A Capela Nossa Senhora de Sant`Ana em estilo clássico e azulejos centenários que foram trazidos de Portugal, construída no século XVII.

Fazenda do Colubandê

Originariamente, a Fazenda Colubandê era o engenho de Nossa Senhora de Monserrate, a padroeira da capela anexa, que mais tarde passou a se chamar Nossa Senhora de Santana. Os historiadores presumem que sua construção seria anterior ao ano de 1620.

O casarão foi construído em estilo barroco no século XVIII e conta com 38 cômodos, incluindo quatro no subsolo, onde ficavam as senzalas que abrigavam os escravos. Suas telhas de rara beleza impressionavam. Eram moldadas pelos escravos que usavam as próprias coxas. A fazenda foi considerada uma das maiores produtoras de cana-de-açúcar da região. A Fazenda Colubandê foi tombada em 1939. Sua sede tem um valor expressivo e é um marco da arquitetura rural brasileira em virtude da sua beleza e mais, da sua importância sócio-cultural.

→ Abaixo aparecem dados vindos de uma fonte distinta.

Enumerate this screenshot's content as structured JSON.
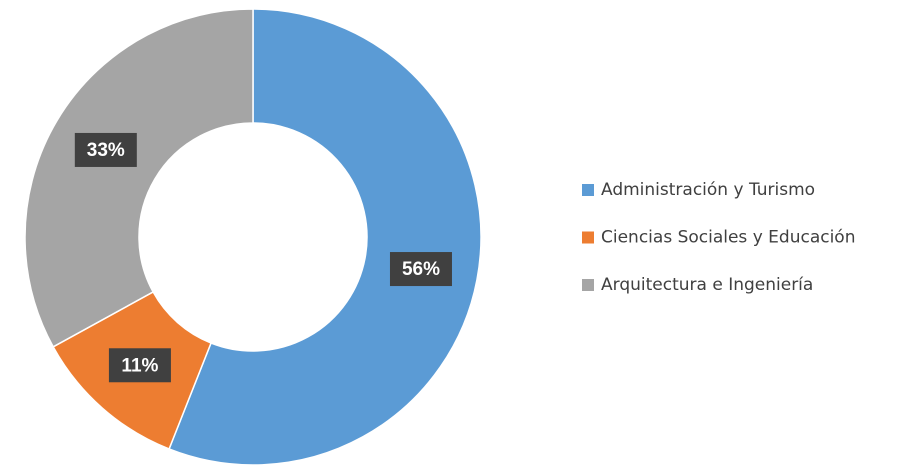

Atualmente, dentro de uma área de 122.141 metros quadrados, onde se encontra a sede da Fazenda Colubandê, o Governo do Estado construiu um complexo esportivo, dotado de pista de atletismo, campo de futebol com refletores, quadras de basquete, vôlei e futebol de salão, tênis de mesa, trilha para caminhada e anfiteatro. O espaço é bastante freqüentado, inclusive por estudantes que buscam aprofundar seus conhecimentos através de periódicas visitas promovidas pelas instituições educacionais do município.